Maribel Porcel
VIENE sorprendida por la luz que la ciudad despierta a su paso. Dicen que llevaba sobre el pecho. una escarapela turquesa a modo de camelia con sus iniciales bordadas a punto de ordenador. Pero es curioso, nadie la reconoció, o no se atrevió a hacerlo. Se perdió por los pasillos largos, frescos de la Hispalense. Cantó algún aria del Barbero bajo sus bóvedas con idea de homenajear la ciudad que le acogía. Incluso frotó sucuerpo meloso por sus paredes para impregnar de su carne la carne de otras musas del establecimiento.
La cigarrera. No recordaba que Leopoldo le hubiese hablado de ella, pero la había imaginado también en sus sueños de diva. Se escabulló entonces por las aulas inmensas y crujientes de asientos de madera para escuchar lo que de ella hablaban las sabias lenguas. y no los entendió. Hubiera deseado gritarles le most juste que ellos buscaban. A cambio les recitó un trozo de su novela pornográfica preferida como si de un poema se tratara. Les susurró al oído las mismas frases, canciones que le hacían repetir cada vez que se abría al azar su corazón y su sexo al crujir de las páginas. Los mismos miles de dedos deslizándose una y otra vez por su feminidad violada y machacada de tantos ires y venires por su naturaleza telúrica, decían ellos. Les advirtió de la presencia de otras mujeres más palpables y firmes a las que descubrir un pronombre personal entre los muslos. Les pidió que volvieran a las cartas de antiguas amantes para inventar de nuevo lo que andaban buscando.

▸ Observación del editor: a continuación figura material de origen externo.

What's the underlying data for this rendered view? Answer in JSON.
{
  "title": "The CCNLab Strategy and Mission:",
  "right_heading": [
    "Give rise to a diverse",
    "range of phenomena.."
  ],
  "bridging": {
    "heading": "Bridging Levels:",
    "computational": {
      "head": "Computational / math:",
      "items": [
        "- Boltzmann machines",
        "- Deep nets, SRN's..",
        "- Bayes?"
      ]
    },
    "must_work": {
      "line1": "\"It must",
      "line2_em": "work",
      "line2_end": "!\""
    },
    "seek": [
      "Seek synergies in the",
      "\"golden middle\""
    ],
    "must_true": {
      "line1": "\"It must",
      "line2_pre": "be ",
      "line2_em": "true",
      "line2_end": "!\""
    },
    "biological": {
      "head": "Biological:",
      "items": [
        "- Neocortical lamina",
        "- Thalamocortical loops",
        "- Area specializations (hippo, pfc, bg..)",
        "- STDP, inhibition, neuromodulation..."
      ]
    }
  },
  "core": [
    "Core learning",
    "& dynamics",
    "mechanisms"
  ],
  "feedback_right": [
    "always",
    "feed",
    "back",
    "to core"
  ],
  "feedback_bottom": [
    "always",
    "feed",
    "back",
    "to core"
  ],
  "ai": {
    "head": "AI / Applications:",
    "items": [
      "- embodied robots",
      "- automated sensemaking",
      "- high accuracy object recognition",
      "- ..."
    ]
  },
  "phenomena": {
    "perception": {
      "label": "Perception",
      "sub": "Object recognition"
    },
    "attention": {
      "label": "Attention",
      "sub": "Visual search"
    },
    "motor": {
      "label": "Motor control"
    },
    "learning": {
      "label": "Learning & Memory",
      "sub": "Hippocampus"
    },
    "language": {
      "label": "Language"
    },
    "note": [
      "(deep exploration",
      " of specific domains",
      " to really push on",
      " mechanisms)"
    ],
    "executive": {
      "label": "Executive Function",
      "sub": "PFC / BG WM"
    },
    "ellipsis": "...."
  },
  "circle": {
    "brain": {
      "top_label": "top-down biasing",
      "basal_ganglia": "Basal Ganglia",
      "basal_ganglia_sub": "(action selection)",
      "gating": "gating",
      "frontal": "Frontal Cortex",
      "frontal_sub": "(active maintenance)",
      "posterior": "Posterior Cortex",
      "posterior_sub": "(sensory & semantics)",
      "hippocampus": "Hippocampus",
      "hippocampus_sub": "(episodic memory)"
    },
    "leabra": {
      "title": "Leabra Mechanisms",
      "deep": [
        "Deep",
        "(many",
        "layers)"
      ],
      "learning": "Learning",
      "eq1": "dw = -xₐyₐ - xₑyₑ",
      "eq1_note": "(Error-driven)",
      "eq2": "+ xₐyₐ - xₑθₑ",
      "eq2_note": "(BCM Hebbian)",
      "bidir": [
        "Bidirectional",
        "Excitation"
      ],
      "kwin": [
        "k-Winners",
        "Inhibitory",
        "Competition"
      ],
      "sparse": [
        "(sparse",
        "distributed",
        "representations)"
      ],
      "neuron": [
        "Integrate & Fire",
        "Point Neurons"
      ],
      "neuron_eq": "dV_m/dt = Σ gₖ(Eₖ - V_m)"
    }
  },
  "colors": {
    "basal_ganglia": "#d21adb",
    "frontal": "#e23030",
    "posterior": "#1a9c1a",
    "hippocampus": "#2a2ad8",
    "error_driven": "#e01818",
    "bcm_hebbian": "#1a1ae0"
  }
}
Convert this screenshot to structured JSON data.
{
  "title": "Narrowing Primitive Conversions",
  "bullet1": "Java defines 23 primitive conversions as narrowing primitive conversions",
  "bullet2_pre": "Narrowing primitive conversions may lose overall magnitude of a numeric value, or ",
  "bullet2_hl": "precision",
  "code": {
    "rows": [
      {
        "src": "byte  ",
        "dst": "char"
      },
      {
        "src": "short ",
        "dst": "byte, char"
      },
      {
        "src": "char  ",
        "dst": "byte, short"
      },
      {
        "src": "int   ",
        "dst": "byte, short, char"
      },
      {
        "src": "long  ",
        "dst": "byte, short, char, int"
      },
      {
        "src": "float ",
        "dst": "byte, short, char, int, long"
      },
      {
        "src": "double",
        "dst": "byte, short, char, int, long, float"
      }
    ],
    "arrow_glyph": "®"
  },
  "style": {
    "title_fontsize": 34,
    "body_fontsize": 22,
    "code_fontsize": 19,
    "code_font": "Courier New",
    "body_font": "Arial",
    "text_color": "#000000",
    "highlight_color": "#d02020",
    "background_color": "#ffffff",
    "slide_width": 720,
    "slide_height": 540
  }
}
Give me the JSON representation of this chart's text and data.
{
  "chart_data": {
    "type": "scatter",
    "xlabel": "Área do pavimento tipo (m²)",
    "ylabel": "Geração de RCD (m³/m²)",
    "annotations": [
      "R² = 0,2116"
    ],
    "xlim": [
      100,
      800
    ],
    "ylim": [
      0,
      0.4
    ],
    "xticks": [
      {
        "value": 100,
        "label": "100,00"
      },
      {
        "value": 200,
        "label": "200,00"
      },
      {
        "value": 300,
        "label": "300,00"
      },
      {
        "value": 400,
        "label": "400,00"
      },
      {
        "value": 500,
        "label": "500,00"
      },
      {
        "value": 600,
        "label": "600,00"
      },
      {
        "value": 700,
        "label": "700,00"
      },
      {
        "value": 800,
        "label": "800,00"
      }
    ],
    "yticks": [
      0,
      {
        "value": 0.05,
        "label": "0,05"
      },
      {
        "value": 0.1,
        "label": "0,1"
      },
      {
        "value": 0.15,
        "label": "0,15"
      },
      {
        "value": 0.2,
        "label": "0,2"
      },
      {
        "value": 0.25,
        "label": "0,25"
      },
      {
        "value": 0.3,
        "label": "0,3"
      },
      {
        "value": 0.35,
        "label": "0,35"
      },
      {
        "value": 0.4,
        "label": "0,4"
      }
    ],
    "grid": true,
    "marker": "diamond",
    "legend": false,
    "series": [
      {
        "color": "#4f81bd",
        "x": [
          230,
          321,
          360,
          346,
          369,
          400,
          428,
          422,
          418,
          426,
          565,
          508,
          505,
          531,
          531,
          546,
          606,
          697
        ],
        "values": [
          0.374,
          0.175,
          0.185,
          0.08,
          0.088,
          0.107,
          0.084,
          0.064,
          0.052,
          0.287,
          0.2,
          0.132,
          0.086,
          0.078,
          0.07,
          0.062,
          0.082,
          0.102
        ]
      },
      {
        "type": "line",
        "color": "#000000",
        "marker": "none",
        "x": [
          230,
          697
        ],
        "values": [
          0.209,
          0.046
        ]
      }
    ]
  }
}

En concreto, incluso se acercó a un hombre bajito, calvo y gordo para pellizcarle el bigote de torpe barítono y recordarle que sus faltas de ortografía, cultura y pudor le habían sido impuestas. Que a ella lo que le hubiera gustado ser es escritora. Que a nadie desvelaría nunca el secreto de su unión o desunión con Poldy, que podrían estar siglos rastreando sobre sus malapropismos y corsés baratos, para no encontrar nada. Que su respuesta final no tiene punto, que se vistió de blanco su voz, de silencio, quién sabe si por el tufo de los pies de su marido o por el beso que vino o no vino. Pasear por Andalucía le acerca a su tierra donde una roca inmensa se hermana con el cogote de Howth donde salpicó la hierba de líquidos sabrosos. No quiere volver ron ellos que van allá en peregrinación a buscarla, como si alguna vez hubiera de verdad despedido algún barco o capitán desde el peñón. Dice que no quiere verlo. Que no quiere encontrarse con sus caras desamparadas al comprobar que no hay más que monos y tiendas con American Express en sus cristales. No quiere presenciar la sed por su nombre que los transeúntes desconocen. Aunque sin duda le gusta el perfume de esta ciudad, y sobre todo la luz del sur. Pero no puede quedarse y menos acompañada de todos estos hombres son iguales o mujeres demasiado iguales. Por las noches al regresar al hotel le duele la espalda. Son los fantasmas de muchos años de soledad. Se va haciendo vieja. Y otros más que le atribuirán de nuevo bajo nombres a los que no tendrá más remedio que consultar al complaciente cornudo, como ha oído llamar a su esposo. Ni asiente ni desmiente. Se deja llevar por la corriente de su agua mineral. Cierra los ojos y una vez más le sale el maldito Yes por los ojos, por la boca. Pero ni ella misma se acuerda si soñaba, si se estaba durmiendo como ahora, casi con un libro entre las manos, o escribiendo quizá mentalmente todos esos recuerdos que amontona. Ya casi le viene el sueño. Un sueño complaciente, rugoso y echa de menos el ovillo o esa postura de Kama Suyra poco sofisticada que aún mantienen al cabo de los años ella y Leopoldo.
Si cierra los ojos vendrá la noche. Y la noche le aterra. Sueña con palabras como otros sueñan con colores. Quisiera no oírlas, pero peor de todo resulta verlas. Se han amontonado unas con otras, como cuando rebuja sus bragas con la ropa interior y las camisas de Poldy en el cesto. No sabe a quién pertenece qué. Como cuando no funciona la máquina de escribir y se apelotonan las letras y le entran ganas de decir teeeeeeeee a gritos para que alguien venga a arreglarla. y le ocurre siempre mientras sueña. Sueña que escribe como una analfabeta. Y se mecen nombres extraños que nunca había visto antes. Se multiplican como las ratas y las oye por todas partes, como un laberinto infernal. Sabe que al despertar le quedarán las mismas palabras aburridas, de todos los días, pero le gustan porque se ha acostumbrado a ellas. Con aquéllas, las de la noche, no se atrevería. Juega, pero no las escribe. Nunca. Sólo son de ella.